CONGÉS POUR RAISON DE SANTÉ DES AGENTS DE L'ÉTAT DANS LES OUTRE-MER
Mme la présidente. La parole est à M. Max Mathiasin, pour exposer sa question, no 571, relative aux congés pour raison de santé des agents de l'État dans les outre-mer.
M. Max Mathiasin. Aujourd'hui, les fonctionnaires et agents contractuels des territoires ultramarins manifestent. Ils s'insurgent contre les dispositions du décret no 2024-641 du 27 juin 2024, qui réduit leurs indemnités en cas d'arrêt maladie.
Ce décret contredit les principes constitutionnels et républicains d'égalité et de non-discrimination : il améliore la situation des agents de l'Hexagone, mais pénalise fortement celle des agents ultramarins. Cette pénalisation résulte de la requalification de la prime de vie chère en indemnité, induisant une diminution de la prime, voire sa suppression en cas de congé de longue maladie.
En outre, le caractère rétroactif du décret oblige certains agents à rembourser des milliers d'euros, les plongeant dans une situation financière et morale dramatique alors qu'ils sont déjà particulièrement vulnérables.
La Haute Autorité de lutte contre les discriminations et pour l'égalité a rappelé que la majoration de traitement outre-mer compensait la cherté de la vie et dépendait du lieu d'affectation, non de l'exercice effectif des fonctions. Le coût de la vie reste le même, malade ou non, en service ou en congé.
La semaine dernière, lors d'une réunion avec les parlementaires ultramarins – tous vent debout contre ce décret –, le cabinet du ministre de la fonction publique a précisé que, compte tenu de la jurisprudence, le Conseil d'État pourrait émettre un avis défavorable sur la modification du décret. Toutefois, l'avis du Conseil d'État ne lie pas le gouvernement, et qui aurait intérêt à agir contre une modification destinée à rétablir des principes constitutionnels d'égalité et de non-discrimination ?
En outre, le Conseil d'État a validé le décret du 2 juillet 2020 sur les congés bonifiés, postérieur à sa jurisprudence et qui maintient la prime de vie chère pour un agent en congé dans son territoire d'origine, alors qu'il n'y exerce pas ses fonctions.
Quand allez-vous modifier le décret du 27 juin 2024, exclure la prime de vie chère de son champ d'application et mettre fin à l'injustice subie par les agents en arrêt maladie ?
Mme la présidente. La parole est à Mme la ministre déléguée chargée de l'intelligence artificielle et du numérique.

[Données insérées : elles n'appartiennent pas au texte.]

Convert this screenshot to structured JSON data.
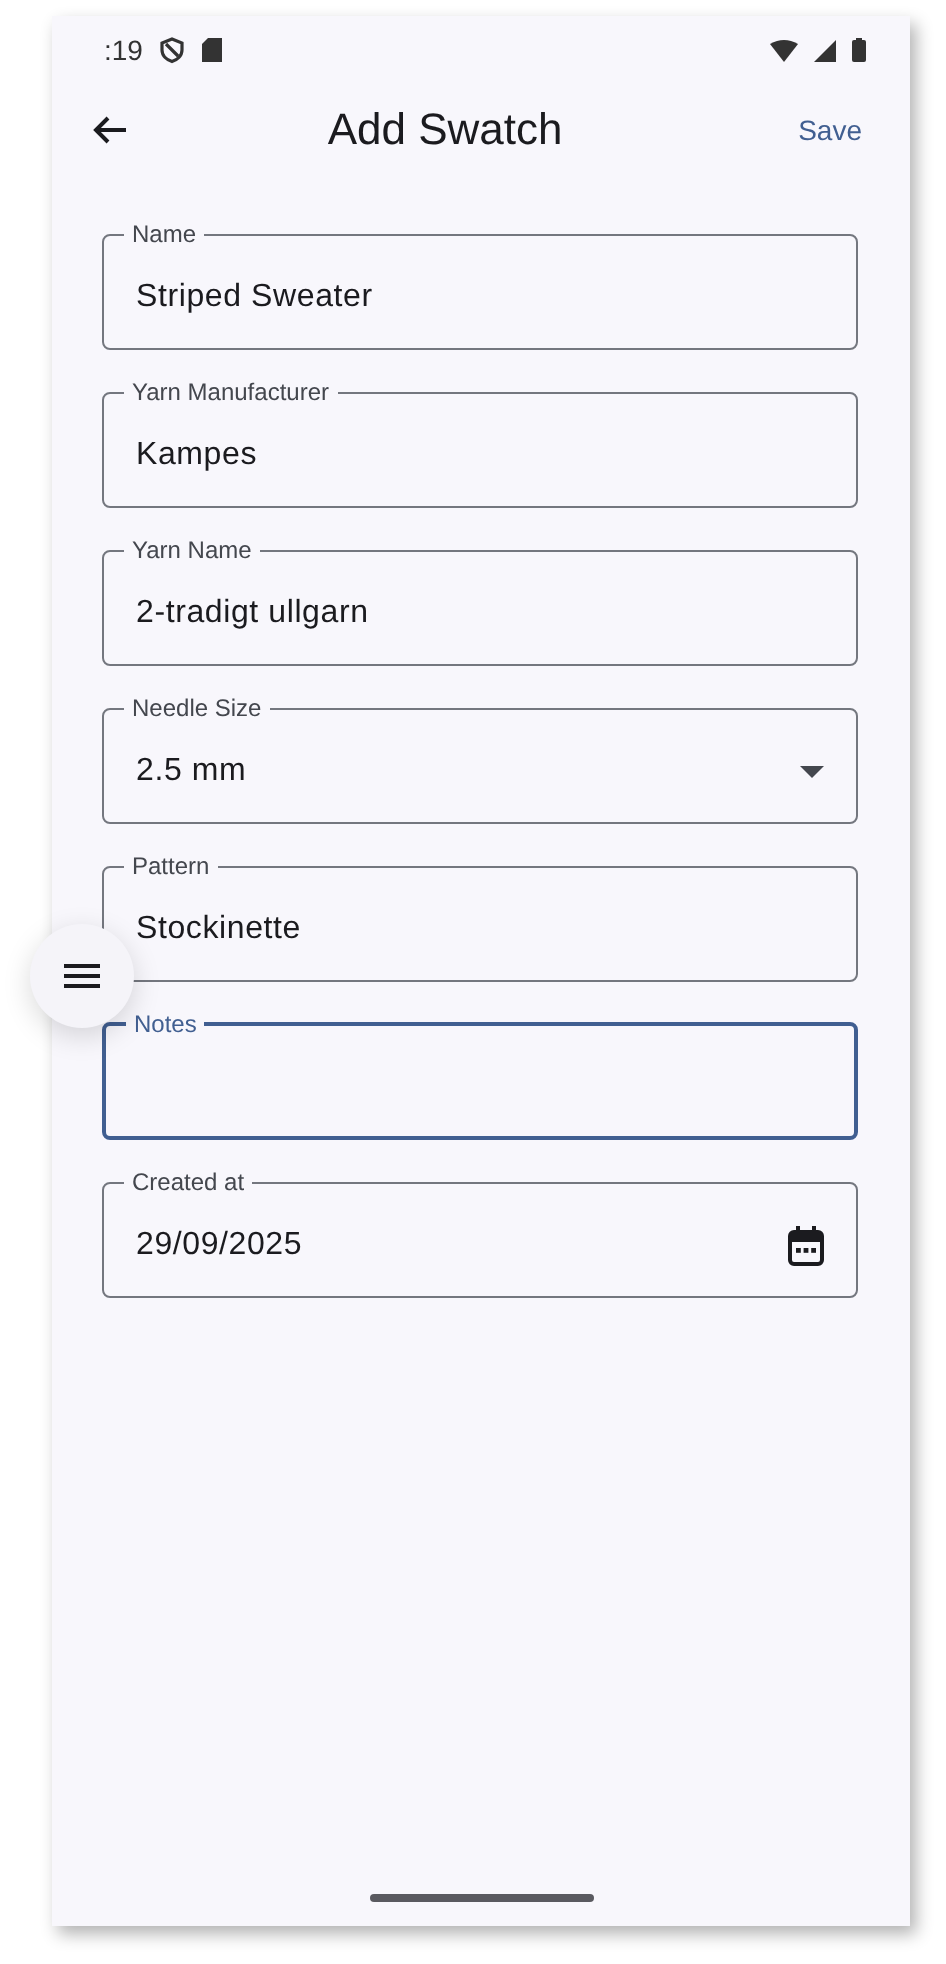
{
  "status_bar": {
    "time": ":19"
  },
  "app_bar": {
    "title": "Add Swatch",
    "action": "Save"
  },
  "fields": [
    {
      "kind": "text",
      "label": "Name",
      "value": "Striped Sweater",
      "focused": false
    },
    {
      "kind": "text",
      "label": "Yarn Manufacturer",
      "value": "Kampes",
      "focused": false
    },
    {
      "kind": "text",
      "label": "Yarn Name",
      "value": "2-tradigt ullgarn",
      "focused": false
    },
    {
      "kind": "dropdown",
      "label": "Needle Size",
      "value": "2.5 mm",
      "focused": false
    },
    {
      "kind": "text",
      "label": "Pattern",
      "value": "Stockinette",
      "focused": false
    },
    {
      "kind": "text",
      "label": "Notes",
      "focused": true
    },
    {
      "kind": "date",
      "label": "Created at",
      "value": "29/09/2025",
      "focused": false
    }
  ]
}
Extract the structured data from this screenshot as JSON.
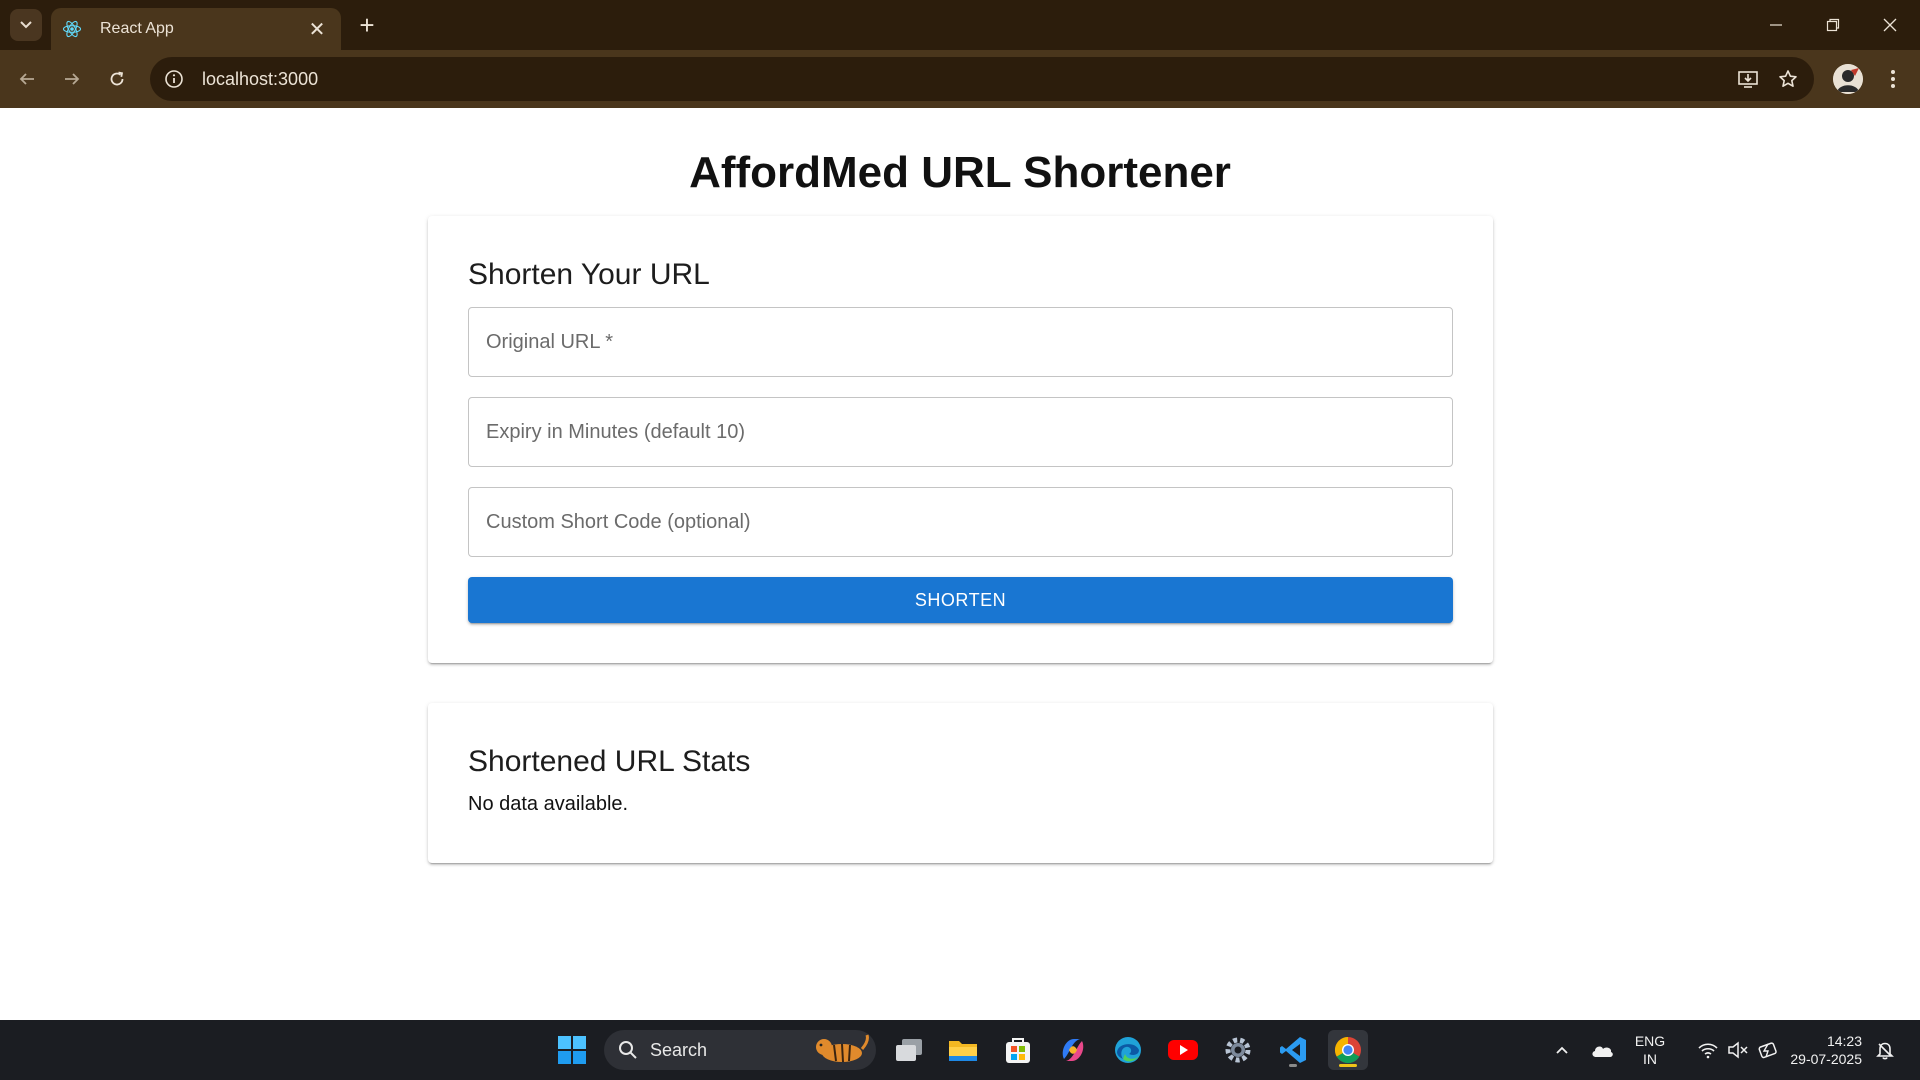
{
  "browser": {
    "tab_title": "React App",
    "url": "localhost:3000"
  },
  "page": {
    "title": "AffordMed URL Shortener",
    "form": {
      "heading": "Shorten Your URL",
      "original_url_placeholder": "Original URL *",
      "expiry_placeholder": "Expiry in Minutes (default 10)",
      "custom_code_placeholder": "Custom Short Code (optional)",
      "submit_label": "SHORTEN"
    },
    "stats": {
      "heading": "Shortened URL Stats",
      "empty_message": "No data available."
    }
  },
  "taskbar": {
    "search_label": "Search",
    "language_line1": "ENG",
    "language_line2": "IN",
    "time": "14:23",
    "date": "29-07-2025"
  },
  "colors": {
    "primary": "#1976d2",
    "chrome_dark": "#2c1d0c",
    "chrome_toolbar": "#4a361c",
    "taskbar": "#1b1d22"
  }
}
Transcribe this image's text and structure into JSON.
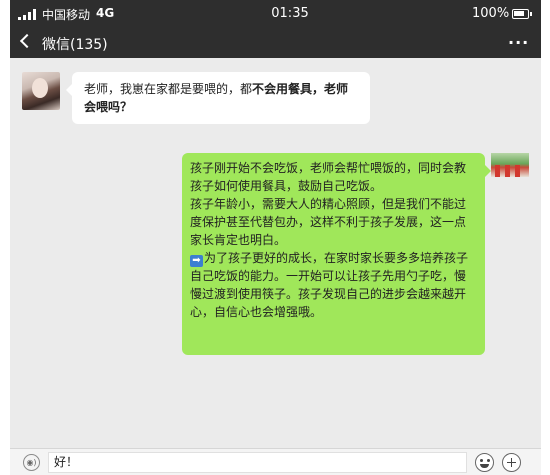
{
  "status_bar": {
    "carrier": "中国移动",
    "network": "4G",
    "time": "01:35",
    "battery": "100%"
  },
  "nav": {
    "title": "微信(135)",
    "more": "···"
  },
  "messages": {
    "incoming": {
      "text_plain": "老师，我崽在家都是要喂的，都",
      "text_bold": "不会用餐具，老师会喂吗？"
    },
    "outgoing": {
      "para1": "孩子刚开始不会吃饭，老师会帮忙喂饭的，同时会教孩子如何使用餐具，鼓励自己吃饭。",
      "para2": "孩子年龄小，需要大人的精心照顾，但是我们不能过度保护甚至代替包办，这样不利于孩子发展，这一点家长肯定也明白。",
      "arrow": "➡",
      "para3": "为了孩子更好的成长，在家时家长要多多培养孩子自己吃饭的能力。一开始可以让孩子先用勺子吃，慢慢过渡到使用筷子。孩子发现自己的进步会越来越开心，自信心也会增强哦。"
    }
  },
  "input_bar": {
    "voice": "◉)",
    "value": "好！"
  },
  "colors": {
    "header_bg": "#2e2e2e",
    "chat_bg": "#ebebeb",
    "outgoing_bubble": "#a0e75a",
    "incoming_bubble": "#ffffff"
  },
  "icons": [
    "signal-icon",
    "battery-icon",
    "back-icon",
    "more-icon",
    "voice-icon",
    "emoji-icon",
    "plus-icon",
    "arrow-icon"
  ]
}
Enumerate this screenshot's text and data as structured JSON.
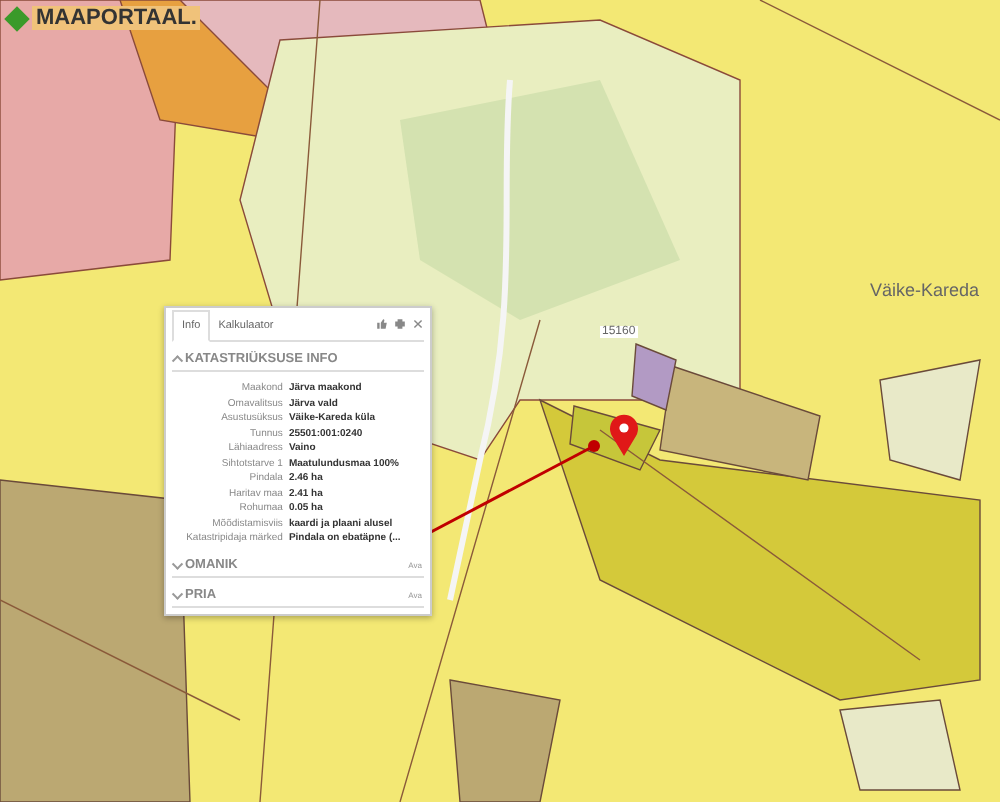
{
  "logo": {
    "text": "MAAPORTAAL."
  },
  "map_labels": {
    "place": "Väike-Kareda",
    "road_number": "15160"
  },
  "popup": {
    "tabs": [
      {
        "label": "Info",
        "selected": true
      },
      {
        "label": "Kalkulaator",
        "selected": false
      }
    ],
    "sections": [
      {
        "title": "KATASTRIÜKSUSE INFO",
        "expanded": true,
        "rows": [
          {
            "label": "Maakond",
            "value": "Järva maakond"
          },
          {
            "label": "Omavalitsus",
            "value": "Järva vald"
          },
          {
            "label": "Asustusüksus",
            "value": "Väike-Kareda küla"
          },
          {
            "label": "Tunnus",
            "value": "25501:001:0240"
          },
          {
            "label": "Lähiaadress",
            "value": "Vaino"
          },
          {
            "label": "Sihtotstarve 1",
            "value": "Maatulundusmaa 100%"
          },
          {
            "label": "Pindala",
            "value": "2.46 ha"
          },
          {
            "label": "Haritav maa",
            "value": "2.41 ha"
          },
          {
            "label": "Rohumaa",
            "value": "0.05 ha"
          },
          {
            "label": "Mõõdistamisviis",
            "value": "kaardi ja plaani alusel"
          },
          {
            "label": "Katastripidaja märked",
            "value": "Pindala on ebatäpne (..."
          }
        ]
      },
      {
        "title": "OMANIK",
        "expanded": false,
        "action": "Ava"
      },
      {
        "title": "PRIA",
        "expanded": false,
        "action": "Ava"
      }
    ]
  }
}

Mme Anne Le Hénanff, ministre déléguée chargée de l'intelligence artificielle et du numérique. Vous nous interrogez sur les effets du décret du 27 juin 2024 et sur le maintien de la majoration de traitement outre-mer en congé de longue maladie.
Les majorations versées dans les départements et régions d'outre-mer constituent des indemnités attachées à l'exercice des fonctions ; elles suivent donc le régime applicable aux primes et indemnités en cas de congé de maladie ou de longue maladie. Avant la réforme, le cadre réglementaire entraînait une perte totale des indemnités en cas de congé de longue maladie. Le nouveau régime constitue donc une amélioration juridique.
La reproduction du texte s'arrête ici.